E-minis post worst week in three months

Good day! The markets have had quite a difficult time over the past week. The indices have been teasing the bears ever since December, but without giving in. Heading into last week, however, was the first time my swingtrade watch list actually had more than one to two potential plays that I had much confidence in. In fact, about half the stocks on my watch list were on the short side, which hasn't happened in months.

Nevertheless, I still wasn't gung ho on the shorts, nor was I wanting to jump in too early because I simply wasn't sure that any of them would even trigger. This had been the case with most of the patterns for shorts in recent weeks. This time around, they not only held resistance levels, but offered solid triggers with shifting momentum ahead of the setups, confirming that the action we saw at the beginning of the week was very promising for further downside.

Nearly all of that action took place in the first half of the shortened trading week on Tuesday and Wednesday. I hosted a session in New York at this year's Trading Expo that focused on the future of currency price action and although most of it was geared towards larger time frames, one of the topics discussed short-term was the fact that many of the major currencies were also at key levels to begin corrective moves this past week, notably the GBP/JPY, which hit support on Friday after a hard week of selling.

Daily GBP/JPY (Figure 1)

This main focus for the markets over this past week took a turn from earnings to political action overseas. We had already seen how the revolt in Egypt shook things up, particularly in oil, a few weeks ago, but then it spilled over into neighboring Arab countries.

This instability has been increasing in magnitude with regard to the affect it is has had in the markets. An earlier uprising leading to a shift in power in Tunisia barely made waves, but the latest focus rests on Libya, whose leader Muammar el-Qaddafi appears to have no intention of going down without quite a fight.

The rising violence in Libya led the United Nations Security Council to vote unanimously over the weekend in favor of imposing sanctions on the leader and his council. They have also called for an international war crimes investigation stemming from Qaddafi's response to the protests, which led to an estimated death toll in the hundreds.

Oil prices surged to $100 a barrel mid-week this past week. Despite retreating somewhat ahead of the weekend, they remain at that resistance level following strong upward momentum, which typically means that any price correction off this point will be much more gradual.

Dow Jones Industrial Average (Figure 2)

While oil retreated, the overall markets found a foothold. The selloff began to stabilize on Thursday after the Nasdaq struck its 50 day moving average support and the S&P 500 and Dow Jones Ind. Average found support at lower channel levels. Intraday action also pointed towards a correction from the selloff. Sharp moves in the markets rarely last more than 2.5-3 days before they will at least break the 15 minute 20 period moving average for a longer rest.

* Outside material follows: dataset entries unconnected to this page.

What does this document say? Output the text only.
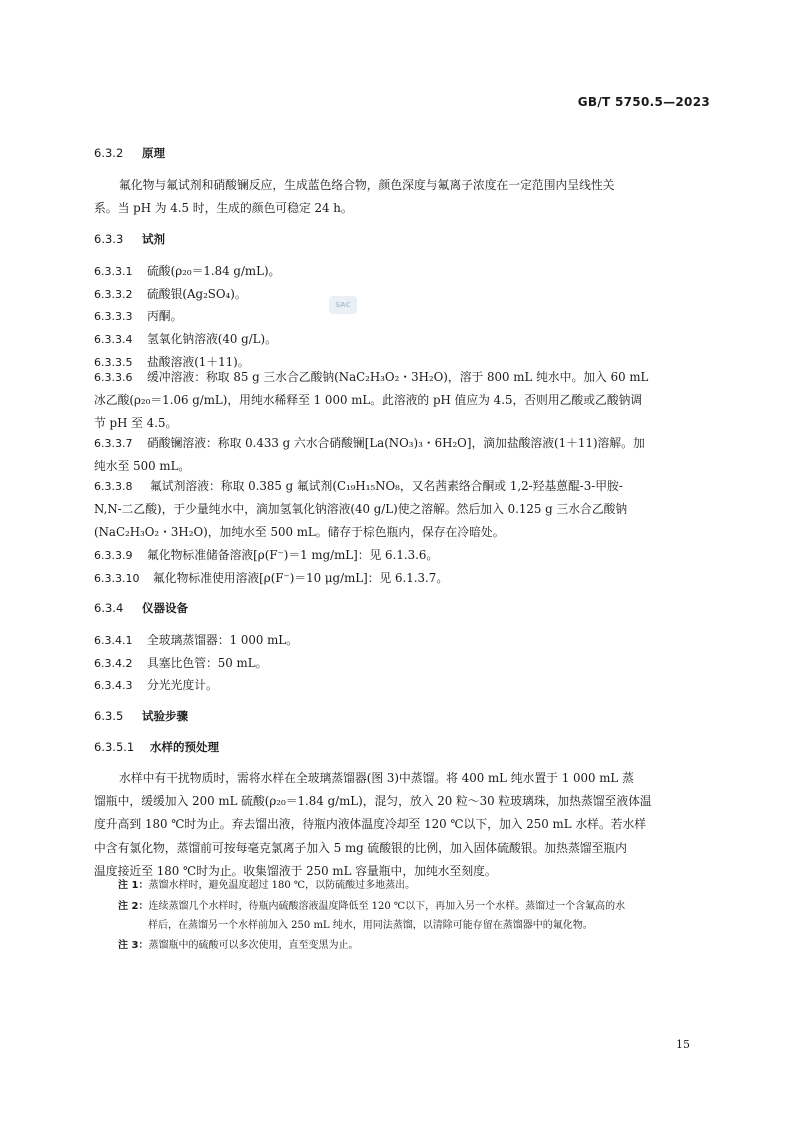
GB/T 5750.5—2023
SAC
6.3.2 原理
氟化物与氟试剂和硝酸镧反应，生成蓝色络合物，颜色深度与氟离子浓度在一定范围内呈线性关
系。当 pH 为 4.5 时，生成的颜色可稳定 24 h。
6.3.3 试剂
6.3.3.1 硫酸(ρ₂₀＝1.84 g/mL)。
6.3.3.2 硫酸银(Ag₂SO₄)。
6.3.3.3 丙酮。
6.3.3.4 氢氧化钠溶液(40 g/L)。
6.3.3.5 盐酸溶液(1＋11)。
6.3.3.6 缓冲溶液：称取 85 g 三水合乙酸钠(NaC₂H₃O₂・3H₂O)，溶于 800 mL 纯水中。加入 60 mL
冰乙酸(ρ₂₀＝1.06 g/mL)，用纯水稀释至 1 000 mL。此溶液的 pH 值应为 4.5，否则用乙酸或乙酸钠调
节 pH 至 4.5。
6.3.3.7 硝酸镧溶液：称取 0.433 g 六水合硝酸镧[La(NO₃)₃・6H₂O]，滴加盐酸溶液(1＋11)溶解。加
纯水至 500 mL。
6.3.3.8 氟试剂溶液：称取 0.385 g 氟试剂(C₁₉H₁₅NO₈，又名茜素络合酮或 1,2-羟基蒽醌-3-甲胺-
N,N-二乙酸)，于少量纯水中，滴加氢氧化钠溶液(40 g/L)使之溶解。然后加入 0.125 g 三水合乙酸钠
(NaC₂H₃O₂・3H₂O)，加纯水至 500 mL。储存于棕色瓶内，保存在冷暗处。
6.3.3.9 氟化物标准储备溶液[ρ(F⁻)＝1 mg/mL]：见 6.1.3.6。
6.3.3.10 氟化物标准使用溶液[ρ(F⁻)＝10 μg/mL]：见 6.1.3.7。
6.3.4 仪器设备
6.3.4.1 全玻璃蒸馏器：1 000 mL。
6.3.4.2 具塞比色管：50 mL。
6.3.4.3 分光光度计。
6.3.5 试验步骤
6.3.5.1 水样的预处理
水样中有干扰物质时，需将水样在全玻璃蒸馏器(图 3)中蒸馏。将 400 mL 纯水置于 1 000 mL 蒸
馏瓶中，缓缓加入 200 mL 硫酸(ρ₂₀＝1.84 g/mL)，混匀，放入 20 粒～30 粒玻璃珠，加热蒸馏至液体温
度升高到 180 ℃时为止。弃去馏出液，待瓶内液体温度冷却至 120 ℃以下，加入 250 mL 水样。若水样
中含有氯化物，蒸馏前可按每毫克氯离子加入 5 mg 硫酸银的比例，加入固体硫酸银。加热蒸馏至瓶内
温度接近至 180 ℃时为止。收集馏液于 250 mL 容量瓶中，加纯水至刻度。
注 1：蒸馏水样时，避免温度超过 180 ℃，以防硫酸过多地蒸出。
注 2：连续蒸馏几个水样时，待瓶内硫酸溶液温度降低至 120 ℃以下，再加入另一个水样。蒸馏过一个含氟高的水
样后，在蒸馏另一个水样前加入 250 mL 纯水，用同法蒸馏，以清除可能存留在蒸馏器中的氟化物。
注 3：蒸馏瓶中的硫酸可以多次使用，直至变黑为止。
15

In this case, the momentum also shifted and a series of slightly lower lows on the 15 minute charts added favor for some sort of recovery. The pace of the selloff, however, make it likely that any recovery will take longer than the selloff and not be able to easily break the previous highs on an initial retest of those levels. The momentum shift, combined with the support levels and degree of the sellof made it easy to anticipate some upside into the weekend, but the intraday action was still fairly erratic and a lot of the strong moves came from individual stocks with fewer decent setups in the overall indices.

S&P 500 (Figure 3)

As the week ended, the bias in the indices was shifting once again on the smaller time frames. The index that caught my eye was the Dow. The Dow futures were establishing a series of slightly higher highs on the 15 minute charts in a variation of a Momentum Reversal. I was working with a client at that time, focusing on this very strategy, and it's always a great learning experience to follow a setup as it unfolds versus trying to go back and put it together after the fact. This reversal pattern triggered in the afternoon, but the closing bell saved the bulls from immediate losses ahead of the weekend. It wasn't enough, however, to prevent the bias from following through once trading resumed on Sunday afternoon and by early evening the strategy was hitting its target. Right now the bias continues to remain in favor of holding the support with the Nasdaq and S&P leading, while the Dow drags.